Porém, o cenário em 2020 deve mudar radicalmente as tendências dos fluxos de IED, principalmente para os emergentes. Os indicadores econômicos e financeiros globais mostram o início de um cenário turbulento e imprevisível de recessão econômica e retração do comércio e dos investimentos. De acordo com o The Economist, já se verifica queda nos investimentos globais de longo prazo e as empresas multinacionais devem reduzir seus investimentos externos em um terço neste ano. Enquanto alguns países têm restringido suas regras de investimento estrangeiro, outros tributam empresas e investidores na tentativa de financiar novas dívidas. Para 2020, a UNCTAD prevê uma redução entre 30 e 40% nos fluxos de investimento e no comércio mundial a OMC projeta queda de até um terço.
A tendência histórica e o contexto internacional atual mostram, portanto, que a parca interação entre os países do BRICS em matéria regulatória de investimentos estrangeiros não vislumbra grandes mudanças no curto prazo. Na verdade, o recente caso da Índia mostra o contrário. O governo indiano decretou medidas restritivas ao investimento estrangeiro dos seus países vizinhos, para evitar “aquisições oportunistas” de empresas indianas enfraquecidas pela pandemia, segundo o Ministério do Comércio. A Nota à Imprensa nº 3 de 2020 informa que os investimentos estrangeiros dos países vizinhos estarão sujeitos à aprovação do Governo indiano. A medida é considerada uma clara restrição à China, que as considerou “discriminatórias”.
De fato, a China é uma das principais fontes de IED no mundo e 74% desses investimentos vão para os países asiáticos. Apesar disso, o investimento chinês na Índia ainda é pouco significativo, representando apenas 0,52% de toda a entrada de capital no país. O fator de preocupação está no aumento dessa fatia nos últimos anos, impulsionada pela compra da participação em startups de tecnologia e empresas farmacêuticas indianas, cruciais em momentos de pandemia. Assim, as restrições procuram assegurar a independência no fornecimento de bens essenciais e estratégicos para o enfrentando da pandemia, como Equipamentos de Proteção Individual – EPIs, equipamentos hospitalares e medicamentos.
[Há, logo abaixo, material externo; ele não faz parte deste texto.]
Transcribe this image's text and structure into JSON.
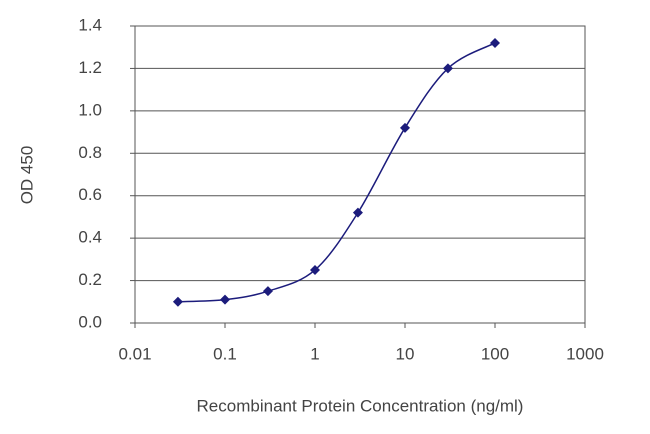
{
  "chart_data": {
    "type": "line",
    "x_label": "Recombinant Protein Concentration (ng/ml)",
    "y_label": "OD 450",
    "x": [
      0.03,
      0.1,
      0.3,
      1,
      3,
      10,
      30,
      100
    ],
    "values": [
      0.1,
      0.11,
      0.15,
      0.25,
      0.52,
      0.92,
      1.2,
      1.32
    ],
    "color": "#1c1c7c",
    "x_log": true,
    "xlim": [
      0.01,
      1000
    ],
    "xticks": [
      0.01,
      0.1,
      1,
      10,
      100,
      1000
    ],
    "ylim": [
      0,
      1.4
    ],
    "yticks": [
      {
        "value": 0,
        "label": "0.0"
      },
      0.2,
      0.4,
      0.6,
      0.8,
      {
        "value": 1,
        "label": "1.0"
      },
      1.2,
      1.4
    ],
    "grid": true
  }
}
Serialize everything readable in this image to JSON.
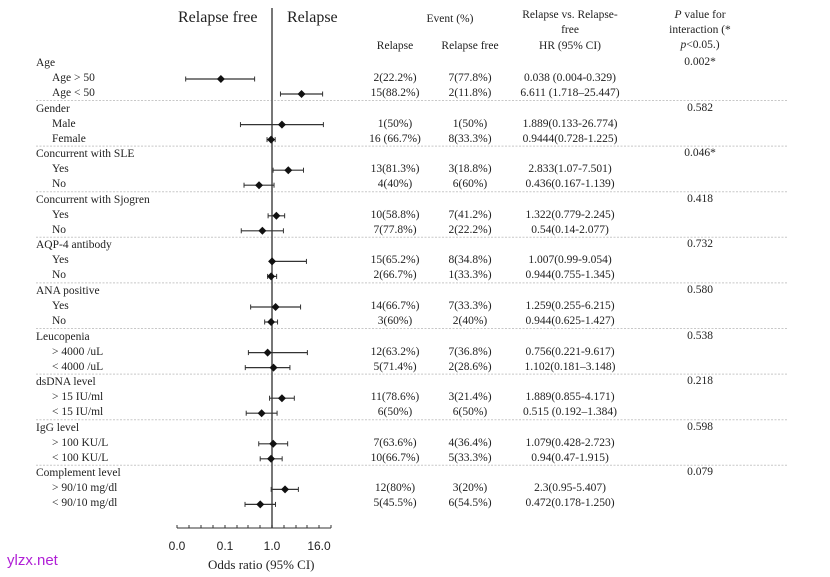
{
  "chart_data": {
    "type": "forest",
    "title": "",
    "left_label": "Relapse free",
    "right_label": "Relapse",
    "xlabel": "Odds ratio (95% CI)",
    "xscale": "log",
    "x_ticks": [
      "0.0",
      "0.1",
      "1.0",
      "16.0"
    ],
    "reference_value": 1.0,
    "columns": {
      "event_group": "Event (%)",
      "relapse": "Relapse",
      "relapse_free": "Relapse free",
      "hr_top": "Relapse vs. Relapse-",
      "hr_mid": "free",
      "hr_bottom": "HR (95% CI)",
      "p_line1_italic": "P",
      "p_line1_rest": " value for",
      "p_line2": "interaction (*",
      "p_line3_italic": "p",
      "p_line3_rest": "<0.05.)"
    },
    "groups": [
      {
        "name": "Age",
        "p": "0.002*",
        "rows": [
          {
            "label": "Age > 50",
            "relapse": "2(22.2%)",
            "free": "7(77.8%)",
            "hr_text": "0.038 (0.004-0.329)",
            "hr": 0.038,
            "lo": 0.004,
            "hi": 0.329
          },
          {
            "label": "Age < 50",
            "relapse": "15(88.2%)",
            "free": "2(11.8%)",
            "hr_text": "6.611 (1.718–25.447)",
            "hr": 6.611,
            "lo": 1.718,
            "hi": 25.447
          }
        ]
      },
      {
        "name": "Gender",
        "p": "0.582",
        "rows": [
          {
            "label": "Male",
            "relapse": "1(50%)",
            "free": "1(50%)",
            "hr_text": "1.889(0.133-26.774)",
            "hr": 1.889,
            "lo": 0.133,
            "hi": 26.774
          },
          {
            "label": "Female",
            "relapse": "16 (66.7%)",
            "free": "8(33.3%)",
            "hr_text": "0.9444(0.728-1.225)",
            "hr": 0.9444,
            "lo": 0.728,
            "hi": 1.225
          }
        ]
      },
      {
        "name": "Concurrent with SLE",
        "p": "0.046*",
        "rows": [
          {
            "label": "Yes",
            "relapse": "13(81.3%)",
            "free": "3(18.8%)",
            "hr_text": "2.833(1.07-7.501)",
            "hr": 2.833,
            "lo": 1.07,
            "hi": 7.501
          },
          {
            "label": "No",
            "relapse": "4(40%)",
            "free": "6(60%)",
            "hr_text": "0.436(0.167-1.139)",
            "hr": 0.436,
            "lo": 0.167,
            "hi": 1.139
          }
        ]
      },
      {
        "name": "Concurrent with Sjogren",
        "p": "0.418",
        "rows": [
          {
            "label": "Yes",
            "relapse": "10(58.8%)",
            "free": "7(41.2%)",
            "hr_text": "1.322(0.779-2.245)",
            "hr": 1.322,
            "lo": 0.779,
            "hi": 2.245
          },
          {
            "label": "No",
            "relapse": "7(77.8%)",
            "free": "2(22.2%)",
            "hr_text": "0.54(0.14-2.077)",
            "hr": 0.54,
            "lo": 0.14,
            "hi": 2.077
          }
        ]
      },
      {
        "name": "AQP-4 antibody",
        "p": "0.732",
        "rows": [
          {
            "label": "Yes",
            "relapse": "15(65.2%)",
            "free": "8(34.8%)",
            "hr_text": "1.007(0.99-9.054)",
            "hr": 1.007,
            "lo": 0.99,
            "hi": 9.054
          },
          {
            "label": "No",
            "relapse": "2(66.7%)",
            "free": "1(33.3%)",
            "hr_text": "0.944(0.755-1.345)",
            "hr": 0.944,
            "lo": 0.755,
            "hi": 1.345
          }
        ]
      },
      {
        "name": "ANA positive",
        "p": "0.580",
        "rows": [
          {
            "label": "Yes",
            "relapse": "14(66.7%)",
            "free": "7(33.3%)",
            "hr_text": "1.259(0.255-6.215)",
            "hr": 1.259,
            "lo": 0.255,
            "hi": 6.215
          },
          {
            "label": "No",
            "relapse": "3(60%)",
            "free": "2(40%)",
            "hr_text": "0.944(0.625-1.427)",
            "hr": 0.944,
            "lo": 0.625,
            "hi": 1.427
          }
        ]
      },
      {
        "name": "Leucopenia",
        "p": "0.538",
        "rows": [
          {
            "label": "> 4000 /uL",
            "relapse": "12(63.2%)",
            "free": "7(36.8%)",
            "hr_text": "0.756(0.221-9.617)",
            "hr": 0.756,
            "lo": 0.221,
            "hi": 9.617
          },
          {
            "label": "< 4000 /uL",
            "relapse": "5(71.4%)",
            "free": "2(28.6%)",
            "hr_text": "1.102(0.181–3.148)",
            "hr": 1.102,
            "lo": 0.181,
            "hi": 3.148
          }
        ]
      },
      {
        "name": "dsDNA level",
        "p": "0.218",
        "rows": [
          {
            "label": "> 15 IU/ml",
            "relapse": "11(78.6%)",
            "free": "3(21.4%)",
            "hr_text": "1.889(0.855-4.171)",
            "hr": 1.889,
            "lo": 0.855,
            "hi": 4.171
          },
          {
            "label": "< 15 IU/ml",
            "relapse": "6(50%)",
            "free": "6(50%)",
            "hr_text": "0.515 (0.192–1.384)",
            "hr": 0.515,
            "lo": 0.192,
            "hi": 1.384
          }
        ]
      },
      {
        "name": "IgG level",
        "p": "0.598",
        "rows": [
          {
            "label": "> 100 KU/L",
            "relapse": "7(63.6%)",
            "free": "4(36.4%)",
            "hr_text": "1.079(0.428-2.723)",
            "hr": 1.079,
            "lo": 0.428,
            "hi": 2.723
          },
          {
            "label": "< 100 KU/L",
            "relapse": "10(66.7%)",
            "free": "5(33.3%)",
            "hr_text": "0.94(0.47-1.915)",
            "hr": 0.94,
            "lo": 0.47,
            "hi": 1.915
          }
        ]
      },
      {
        "name": "Complement level",
        "p": "0.079",
        "rows": [
          {
            "label": "> 90/10 mg/dl",
            "relapse": "12(80%)",
            "free": "3(20%)",
            "hr_text": "2.3(0.95-5.407)",
            "hr": 2.3,
            "lo": 0.95,
            "hi": 5.407
          },
          {
            "label": "< 90/10 mg/dl",
            "relapse": "5(45.5%)",
            "free": "6(54.5%)",
            "hr_text": "0.472(0.178-1.250)",
            "hr": 0.472,
            "lo": 0.178,
            "hi": 1.25
          }
        ]
      }
    ]
  },
  "watermark": "ylzx.net"
}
Portanto, ainda estão por serem escritas as linhas relativas à política de investimento, e seu direito correspondente, durante e posteriormente à pandemia, as ações e os efeitos ao agrupamento BRICS, embora algumas sinalizações sugiram que haverá setores nos quais os países apresentarão resistência aos investimentos estrangeiros. Assim, a pandemia da COVID inaugura novo capítulo de dificuldades aos fluxos de investimentos no grupo reconhecido como correspondente às economias emergentes.